My calls looked like this:
<script type="text/javascript" src='script1.js'/>
<script type="text/javascript" src='script2.js'/>
After scratching my skull a little more (blood was dripping already) I realized that the script tags are atomic tags, they should have no ending tag. Why would they, the content is specified in the src attribute. But on the DOM page for the script element there is an obscure line saying: Start tag: required, End tag: required. I switched to <script></script> format and it worked.
Oh, you are wondering why the first script worked? Because somehow an atomic script tag is erroneous, but it doesn't return any error. Instead it is treated like a mistyped start tag and the atomic portion of it is ignored. The second script would not load since the browser expected a script end tag. Maybe he even interpreted the second tag as an end tag for all I know.
6 comments:
I have been bleeding profusely for a number of hours before you figured out what was going on for me. Thank you very very much.

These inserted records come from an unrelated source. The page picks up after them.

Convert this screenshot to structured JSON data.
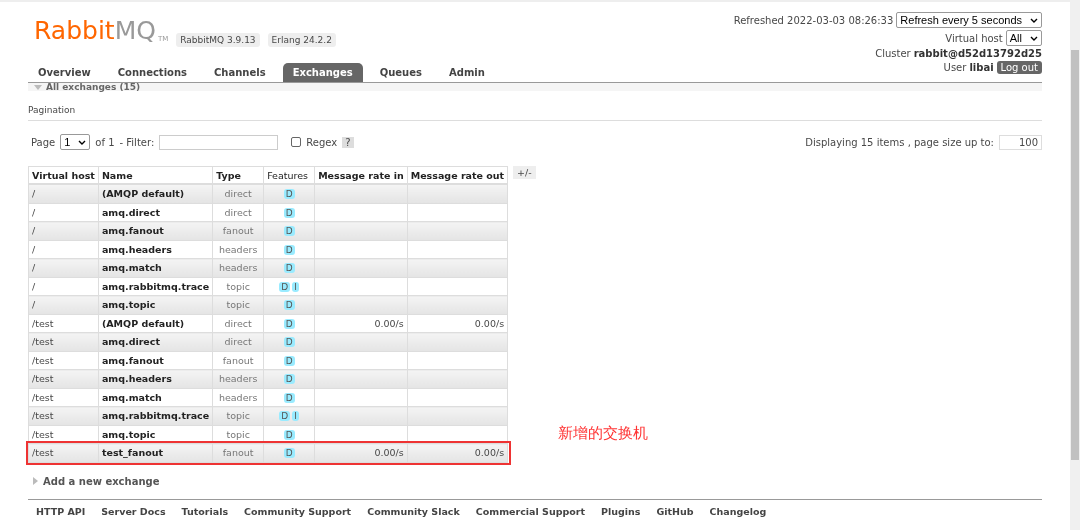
{
  "header": {
    "logo_text": {
      "brand": "Rabbit",
      "suffix": "MQ",
      "mark": "TM"
    },
    "badges": [
      "RabbitMQ 3.9.13",
      "Erlang 24.2.2"
    ],
    "refreshed_label": "Refreshed 2022-03-03 08:26:33",
    "refresh_select": "Refresh every 5 seconds",
    "vhost_label": "Virtual host",
    "vhost_select": "All",
    "cluster_label": "Cluster",
    "cluster_value": "rabbit@d52d13792d25",
    "user_label": "User",
    "user_value": "libai",
    "logout": "Log out"
  },
  "tabs": [
    {
      "label": "Overview",
      "selected": false
    },
    {
      "label": "Connections",
      "selected": false
    },
    {
      "label": "Channels",
      "selected": false
    },
    {
      "label": "Exchanges",
      "selected": true
    },
    {
      "label": "Queues",
      "selected": false
    },
    {
      "label": "Admin",
      "selected": false
    }
  ],
  "section": {
    "title": "All exchanges (15)",
    "expanded": true
  },
  "pagination": {
    "heading": "Pagination",
    "page_label": "Page",
    "page_select": "1",
    "of_label": "of 1",
    "filter_label": "- Filter:",
    "regex_label": "Regex",
    "regex_checked": false,
    "help": "?",
    "displaying": "Displaying 15 items , page size up to:",
    "page_size": "100"
  },
  "table": {
    "columns": [
      "Virtual host",
      "Name",
      "Type",
      "Features",
      "Message rate in",
      "Message rate out"
    ],
    "column_toggle": "+/-",
    "rows": [
      {
        "vhost": "/",
        "name": "(AMQP default)",
        "type": "direct",
        "features": [
          "D"
        ],
        "rate_in": "",
        "rate_out": "",
        "highlighted": false
      },
      {
        "vhost": "/",
        "name": "amq.direct",
        "type": "direct",
        "features": [
          "D"
        ],
        "rate_in": "",
        "rate_out": "",
        "highlighted": false
      },
      {
        "vhost": "/",
        "name": "amq.fanout",
        "type": "fanout",
        "features": [
          "D"
        ],
        "rate_in": "",
        "rate_out": "",
        "highlighted": false
      },
      {
        "vhost": "/",
        "name": "amq.headers",
        "type": "headers",
        "features": [
          "D"
        ],
        "rate_in": "",
        "rate_out": "",
        "highlighted": false
      },
      {
        "vhost": "/",
        "name": "amq.match",
        "type": "headers",
        "features": [
          "D"
        ],
        "rate_in": "",
        "rate_out": "",
        "highlighted": false
      },
      {
        "vhost": "/",
        "name": "amq.rabbitmq.trace",
        "type": "topic",
        "features": [
          "D",
          "I"
        ],
        "rate_in": "",
        "rate_out": "",
        "highlighted": false
      },
      {
        "vhost": "/",
        "name": "amq.topic",
        "type": "topic",
        "features": [
          "D"
        ],
        "rate_in": "",
        "rate_out": "",
        "highlighted": false
      },
      {
        "vhost": "/test",
        "name": "(AMQP default)",
        "type": "direct",
        "features": [
          "D"
        ],
        "rate_in": "0.00/s",
        "rate_out": "0.00/s",
        "highlighted": false
      },
      {
        "vhost": "/test",
        "name": "amq.direct",
        "type": "direct",
        "features": [
          "D"
        ],
        "rate_in": "",
        "rate_out": "",
        "highlighted": false
      },
      {
        "vhost": "/test",
        "name": "amq.fanout",
        "type": "fanout",
        "features": [
          "D"
        ],
        "rate_in": "",
        "rate_out": "",
        "highlighted": false
      },
      {
        "vhost": "/test",
        "name": "amq.headers",
        "type": "headers",
        "features": [
          "D"
        ],
        "rate_in": "",
        "rate_out": "",
        "highlighted": false
      },
      {
        "vhost": "/test",
        "name": "amq.match",
        "type": "headers",
        "features": [
          "D"
        ],
        "rate_in": "",
        "rate_out": "",
        "highlighted": false
      },
      {
        "vhost": "/test",
        "name": "amq.rabbitmq.trace",
        "type": "topic",
        "features": [
          "D",
          "I"
        ],
        "rate_in": "",
        "rate_out": "",
        "highlighted": false
      },
      {
        "vhost": "/test",
        "name": "amq.topic",
        "type": "topic",
        "features": [
          "D"
        ],
        "rate_in": "",
        "rate_out": "",
        "highlighted": false
      },
      {
        "vhost": "/test",
        "name": "test_fanout",
        "type": "fanout",
        "features": [
          "D"
        ],
        "rate_in": "0.00/s",
        "rate_out": "0.00/s",
        "highlighted": true
      }
    ]
  },
  "annotation": "新增的交换机",
  "add_section": {
    "title": "Add a new exchange",
    "expanded": false
  },
  "footer": [
    "HTTP API",
    "Server Docs",
    "Tutorials",
    "Community Support",
    "Community Slack",
    "Commercial Support",
    "Plugins",
    "GitHub",
    "Changelog"
  ]
}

You are very very welcome. :)
I've pulled the rest of my hair out, before I found your post.
It was very helpful. Thanks a lot!
Beware xslt, you need to do something like this - substitute angle brackets for parentheses:
(xsl:text disable-output-escaping="yes")(![CDATA[(script type="application/javascript" src="myfile.js")(/script)]])(/xsl:text)
What the hell does xslt have to do with anything?
Wow, this was causing us a huge headache loading javascript in a webview in our mobile app. Leaving off the end tag worked on Android Gingerbread and iOS 4, but died quietly on Android Honeycomb and iOS 5. Thanks so much!